But I've never put pen to paper, so to speak, about how I've been feeling lately about a life full of experiences. So, now I am.
The Genesis of The Experience Collection Project
Sometime in 2009, I read that researchers had discovered what the wisest among us already knew, that experiences are far more valuable than possessions. That it truly is more extraordinary to smell a rose than to hurry by it on your way to purchase 'things'. 'Things' have a way of filling our lives. New toys, new furniture, new clothes, new shoes...these researchers found that they give us an instantaneous high which quickly dissipates and then we are left trying to fill the void that is left by the high, and so we buy more.
We consume to fill up something -- some void left in our lives. If we aren't really being present and paying attention to what's missing, we fill the void with that which we don't really need, and if we're being truly honest at our core, probably don't want.
As we grow older, and our peers buy more, we often try and keep up. They buy big houses, we buy big houses. They buy furniture to fill those big houses and we follow suit. We get bigger tvs, bigger cars, and we buy "big lives"...but eventually we get old and we have to sell it, or donate it, or, God forbid, leave it for our kids to deal with.
Think about all the 'stuff' you have...
...and now think of your favorite/funniest/craziest memories.
Like when you and your best friend did the walk of shame home from a night of drunken debauchery.
Or your that moment you had *that* kiss...when everything tingled around you. Maybe it was 2 am, and you were sitting on a wall outside a bar. You could smell the jasmine. You were a little bit intoxicated...
Or sitting on hot sand, digging your toes in until you reach the cool wet part, and your eyes were closed, and you could hear the seagulls over the waves washing up almost reaching your towel.
What about meeting your baby for the first time? Or seeing Mt. Kilamanjaro? Or running through the Brandenburg gate on Christmas Eve?
None of those memories involved going to a store and buying something (other than booze, which is the ultimate experience-maker -- can I hear an "Amen Sister Sarah!!").
I've been fortunate enough to have a lot of family around who has lived well into their nineties and beyond. Rarely have I heard them talk about their possessions -- other than to tell the story around something, like a piece of art found on the back streets of Portugal after jumping in a cab and yelling out the only Portuguese word they knew. Or a rug bought after a camel ride in the deserts around Tehran. These possessions are mementos of experiences rather than the Crate and Barrel catalog page 6 ottoman. (Note: I'm not saying we don't need couches to sit on, dining rooms to eat in, I'm talking about the excess and extravagance of which we're all guilty...)
I'm 35 now, and I confess, younger people than me have figured this out. I've only been on this train for a couple of years -- and I'm just now truly 'getting it'. You'd think I might have caught on sooner, given how many of my friends have 'evolved' to this way of thinking...but I've always been a bit of a late bloomer (and, if I'm honest, a procrastinator as well).
Now, Back to the blog...
So, here's how this goes. This blog is three things.
1) It's a place for me to collect my own experiences: good, bad, apathetic.
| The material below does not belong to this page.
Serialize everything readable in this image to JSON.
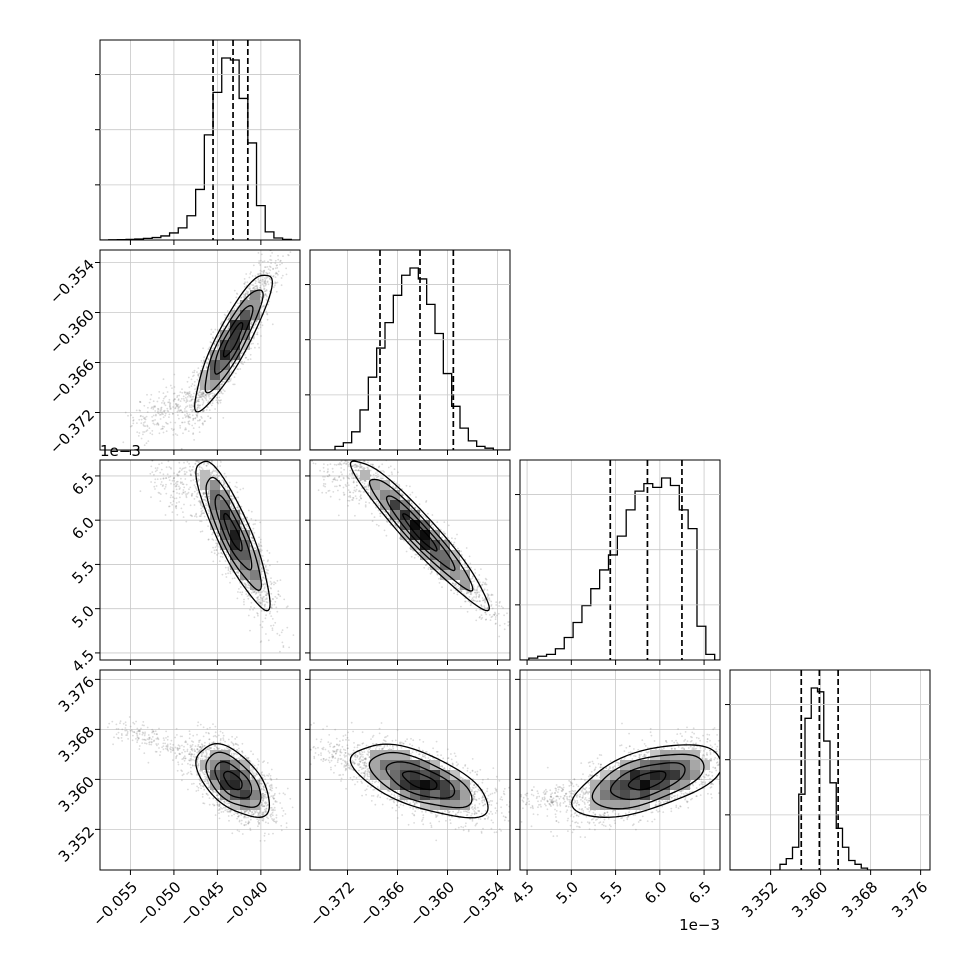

For me to remind myself that experiences are what matter -- because the human experience is why we're here. Sometimes I get caught up in the frenzy of 'stuff' and I want this blog to remind me that it's just not about that. Right now it's the holiday season, and the temptation is, of course, to buy buy buy. This year, instead, my husband (henceforth known as the The Canadian) and I took a trip: Brussels, Berlin, Warsaw, Prague, Bratislava, and Vienna. This trip had been on our minds for awhile and what better way to experience the holidays than to see how other countries celebrate the season. Sure, we could buy a lot of gifts, but in retrospect, there are very few gifts I actually *really* remember getting for Christmas. But likely, I'll never forget the trip we took at Christmas in 2011.
2) It's a place for your experiences. I love hearing other people's stories. I really do. Sometimes, just before I fall asleep I ask the Canadian to tell me a story. I guess I've always loved other people's experiences even when I was a kid, always begging for people to tell me stories. It's why I obsessively read books and blogs. So, when you comment on posts, I'll use your comments in some of my posts. If you tell me a good story, I'll share it. I want to read your stories, your experiences. This is the Experience Collection Project, and it doesn't just mean my own. And of course, there will be guest bloggers...(lots of them. Stay tuned.)
3) It's a place for finding other experience collections. There are a lot of blogs, news pieces, etc, about other people's experiences and when I find them, I'll share them. Maybe this blog doesn't do it for you but you find another one that does. I love that. If this blog is the conduit to you finding inspiring experiences then all the better.
So that's the long explanation. The short one is, Carpe Diem, bitches!!!